Ce diagnostic est confirmé par les chiffres. Les flux d’investissements directs étrangers ont chuté de manière spectaculaire. Les zones franches, autrefois attractives, peinent à conserver leur activité. Les partenariats public-privé sont à l’arrêt. Aucun grand projet d’infrastructure n’a été lancé depuis le début de la crise, en dehors de quelques opérations d’urgence soutenues par des financements internationaux conditionnés. La capacité du Liban à attirer du capital est à son plus bas niveau depuis deux décennies.
Cette réalité affecte aussi les investissements locaux. Les entrepreneurs hésitent à injecter du capital dans un marché qu’ils perçoivent comme imprévisible. Le manque de visibilité sur les politiques fiscales, l’impossibilité d’établir des prévisions fiables, et la peur de nouvelles réglementations rétroactives paralysent l’initiative privée. Même les secteurs historiquement dynamiques, comme le commerce de détail, la restauration ou les technologies de l’information, souffrent d’un désengagement progressif.
Les tentatives de relance se heurtent à un mur de défiance. Les annonces de simplification administrative ou de soutien aux PME sont peu crédibles tant qu’elles ne s’accompagnent pas de mesures concrètes. Le gouvernement, faute de moyens techniques et politiques, n’a pas été en mesure de mettre en œuvre les réformes structurelles que les milieux économiques réclament depuis des années. Le classement Doing Business, loin d’être un simple indicateur, devient un révélateur d’une crise de gouvernance prolongée.

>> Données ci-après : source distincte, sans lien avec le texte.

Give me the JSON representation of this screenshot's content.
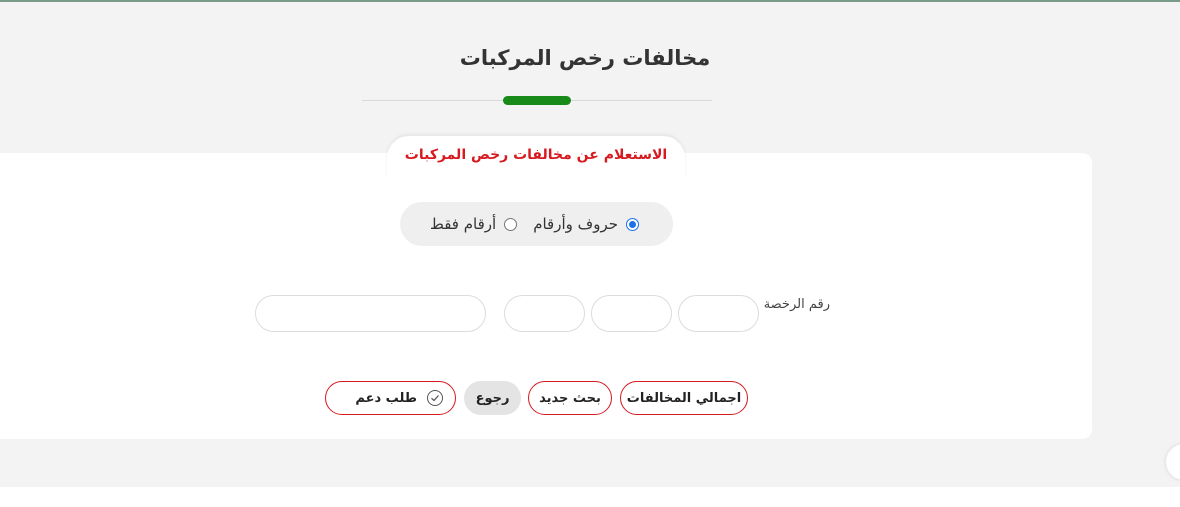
{
  "page": {
    "title": "مخالفات رخص المركبات"
  },
  "form": {
    "card_title": "الاستعلام عن مخالفات رخص المركبات",
    "radio_options": [
      {
        "label": "حروف وأرقام",
        "checked": true
      },
      {
        "label": "أرقام فقط",
        "checked": false
      }
    ],
    "license_label": "رقم الرخصة",
    "inputs": [
      "",
      "",
      "",
      ""
    ]
  },
  "buttons": {
    "total_violations": "اجمالي المخالفات",
    "new_search": "بحث جديد",
    "back": "رجوع",
    "support_request": "طلب دعم"
  },
  "colors": {
    "accent_green": "#178a1a",
    "accent_red": "#d71920",
    "radio_blue": "#1a73e8"
  },
  "icons": {
    "support_icon": "check-circle-icon"
  }
}
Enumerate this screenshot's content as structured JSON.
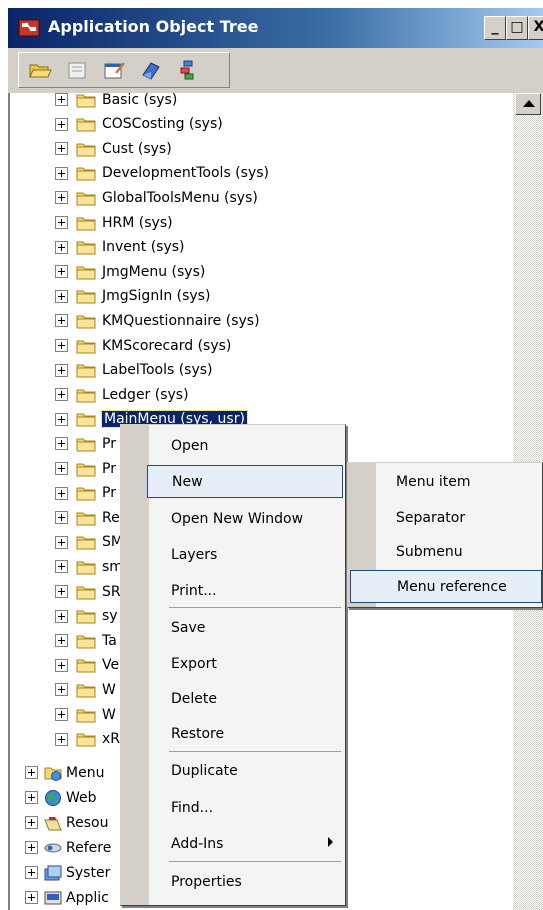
{
  "window": {
    "title": "Application Object Tree",
    "controls": {
      "minimize": "_",
      "maximize": "□",
      "close": "X"
    }
  },
  "toolbar": {
    "buttons": [
      {
        "icon": "open-folder-icon"
      },
      {
        "icon": "new-icon"
      },
      {
        "icon": "properties-icon"
      },
      {
        "icon": "compile-icon"
      },
      {
        "icon": "layers-icon"
      }
    ]
  },
  "tree": {
    "items": [
      {
        "label": "Basic (sys)"
      },
      {
        "label": "COSCosting (sys)"
      },
      {
        "label": "Cust (sys)"
      },
      {
        "label": "DevelopmentTools (sys)"
      },
      {
        "label": "GlobalToolsMenu (sys)"
      },
      {
        "label": "HRM (sys)"
      },
      {
        "label": "Invent (sys)"
      },
      {
        "label": "JmgMenu (sys)"
      },
      {
        "label": "JmgSignIn (sys)"
      },
      {
        "label": "KMQuestionnaire (sys)"
      },
      {
        "label": "KMScorecard (sys)"
      },
      {
        "label": "LabelTools (sys)"
      },
      {
        "label": "Ledger (sys)"
      },
      {
        "label": "MainMenu (sys, usr)"
      },
      {
        "label": "Pr"
      },
      {
        "label": "Pr"
      },
      {
        "label": "Pr"
      },
      {
        "label": "Re"
      },
      {
        "label": "SM"
      },
      {
        "label": "sm"
      },
      {
        "label": "SR"
      },
      {
        "label": "sy"
      },
      {
        "label": "Ta"
      },
      {
        "label": "Ve"
      },
      {
        "label": "W"
      },
      {
        "label": "W"
      },
      {
        "label": "xR"
      }
    ],
    "root_items": [
      {
        "label": "Menu",
        "icon": "menu-items-icon"
      },
      {
        "label": "Web",
        "icon": "web-globe-icon"
      },
      {
        "label": "Resou",
        "icon": "resources-icon"
      },
      {
        "label": "Refere",
        "icon": "references-icon"
      },
      {
        "label": "Syster",
        "icon": "system-documentation-icon"
      },
      {
        "label": "Applic",
        "icon": "application-documentation-icon"
      }
    ]
  },
  "context_menu": {
    "items": [
      {
        "label": "Open"
      },
      {
        "label": "New",
        "highlighted": true
      },
      {
        "label": "Open New Window"
      },
      {
        "label": "Layers"
      },
      {
        "label": "Print..."
      },
      {
        "label": "Save"
      },
      {
        "label": "Export"
      },
      {
        "label": "Delete"
      },
      {
        "label": "Restore"
      },
      {
        "label": "Duplicate"
      },
      {
        "label": "Find..."
      },
      {
        "label": "Add-Ins",
        "has_submenu": true
      },
      {
        "label": "Properties"
      }
    ]
  },
  "submenu": {
    "items": [
      {
        "label": "Menu item"
      },
      {
        "label": "Separator"
      },
      {
        "label": "Submenu"
      },
      {
        "label": "Menu reference",
        "highlighted": true
      }
    ]
  },
  "colors": {
    "title_bar_start": "#0a246a",
    "title_bar_end": "#a6caf0",
    "selection": "#0a246a",
    "folder": "#f5d76e",
    "menu_highlight_border": "#1e4a8a"
  }
}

Vers une reconstruction du climat des affaires ?
Reconstituer un environnement propice à l’investissement nécessitera une série de réformes profondes, coordonnées, et politiquement assumées. La priorité absolue est la simplification des procédures administratives. Cela passe par la numérisation intégrale des services publics, la formation des agents à la transparence, et la mise en place de guichets uniques réellement opérationnels. Des expériences menées dans certains pays en développement montrent que des progrès rapides sont possibles lorsque la volonté politique est claire.

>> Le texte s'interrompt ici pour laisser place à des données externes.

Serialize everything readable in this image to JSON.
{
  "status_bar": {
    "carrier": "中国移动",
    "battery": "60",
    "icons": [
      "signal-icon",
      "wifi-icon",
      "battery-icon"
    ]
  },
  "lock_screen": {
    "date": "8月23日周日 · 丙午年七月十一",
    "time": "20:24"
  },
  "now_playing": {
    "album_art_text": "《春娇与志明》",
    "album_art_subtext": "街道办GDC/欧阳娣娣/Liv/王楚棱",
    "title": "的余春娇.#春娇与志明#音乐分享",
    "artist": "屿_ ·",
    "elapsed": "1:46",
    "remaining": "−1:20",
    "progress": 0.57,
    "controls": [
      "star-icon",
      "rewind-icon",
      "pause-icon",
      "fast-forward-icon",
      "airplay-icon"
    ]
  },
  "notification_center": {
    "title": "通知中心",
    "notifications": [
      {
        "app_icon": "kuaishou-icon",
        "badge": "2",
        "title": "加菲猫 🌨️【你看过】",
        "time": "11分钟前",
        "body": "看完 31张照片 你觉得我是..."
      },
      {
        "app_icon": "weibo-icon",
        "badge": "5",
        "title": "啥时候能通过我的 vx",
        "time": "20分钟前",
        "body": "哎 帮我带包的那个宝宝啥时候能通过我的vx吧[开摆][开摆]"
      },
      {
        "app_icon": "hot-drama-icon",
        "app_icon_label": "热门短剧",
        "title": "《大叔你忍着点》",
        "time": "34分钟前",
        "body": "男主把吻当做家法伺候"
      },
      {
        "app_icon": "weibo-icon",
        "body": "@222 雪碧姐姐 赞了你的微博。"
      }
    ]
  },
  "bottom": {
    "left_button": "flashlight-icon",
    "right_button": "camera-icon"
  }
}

La refonte du cadre juridique des affaires est également incontournable. Le droit commercial libanais, bien que relativement avancé sur le papier, souffre d’une application erratique et d’un déficit de mise à jour. Une révision des textes, accompagnée d’un effort de formation des magistrats et des avocats spécialisés, est nécessaire pour restaurer la sécurité juridique des transactions. Le renforcement des tribunaux de commerce, souvent débordés et peu spécialisés, est un levier stratégique.

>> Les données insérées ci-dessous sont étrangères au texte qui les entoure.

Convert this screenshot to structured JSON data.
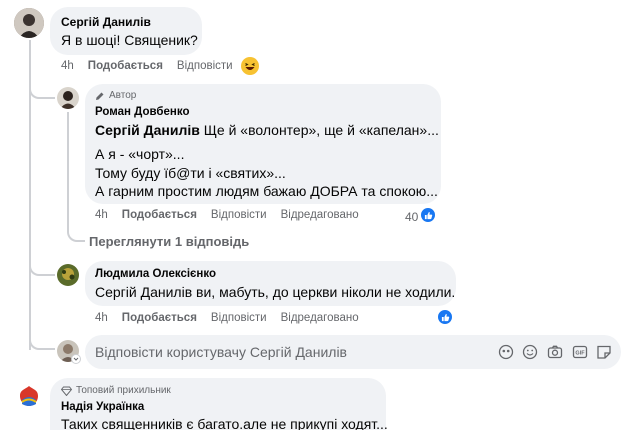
{
  "comment1": {
    "author": "Сергій Данилів",
    "text": "Я в шоці! Священик?",
    "time": "4h",
    "like": "Подобається",
    "reply": "Відповісти",
    "reaction_icon": "laughing-emoji"
  },
  "reply1": {
    "badge": "Автор",
    "badge_icon": "pencil-icon",
    "author": "Роман Довбенко",
    "mention": "Сергій Данилів",
    "line1": " Ще й «волонтер», ще й «капелан»...",
    "line2": "А я - «чорт»...",
    "line3": "Тому буду їб@ти і «святих»...",
    "line4": "А гарним простим людям бажаю ДОБРА та спокою...",
    "time": "4h",
    "like": "Подобається",
    "reply": "Відповісти",
    "edited": "Відредаговано",
    "likes": "40"
  },
  "view_replies": "Переглянути 1 відповідь",
  "reply2": {
    "author": "Людмила Олексієнко",
    "mention": "Сергій Данилів",
    "text": " ви, мабуть, до церкви ніколи не ходили.",
    "time": "4h",
    "like": "Подобається",
    "reply": "Відповісти",
    "edited": "Відредаговано"
  },
  "reply_input": {
    "placeholder": "Відповісти користувачу Сергій Данилів"
  },
  "comment2": {
    "badge": "Топовий прихильник",
    "badge_icon": "diamond-icon",
    "author": "Надія Українка",
    "text": "Таких священників є багато.але не прикупі ходят..."
  },
  "colors": {
    "bubble": "#f0f2f5",
    "secondary_text": "#65676b",
    "like_blue": "#1877f2"
  }
}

Enfin, une réforme fiscale globale est indispensable. Elle doit aller au-delà de la simple collecte de ressources. Elle doit être pensée comme un instrument d’encouragement à l’entrepreneuriat, à la formalisation, et à la compétitivité. Cela suppose une fiscalité incitative pour les jeunes entreprises, une progressivité réelle, et un allègement des charges bureaucratiques. Ces mesures, combinées à une politique monétaire stabilisée, pourraient permettre un lent retour de la confiance.
Le classement Doing Business ne reviendra pas à des niveaux acceptables sans une transformation systémique. Mais il peut aussi devenir un outil de mobilisation. Utilisé comme référence, il permettrait de mesurer les progrès, d’identifier les freins, et d’aligner les réformes sur des standards internationaux reconnus. C’est à cette condition que le Liban pourra redevenir un espace économique attractif et prévisible.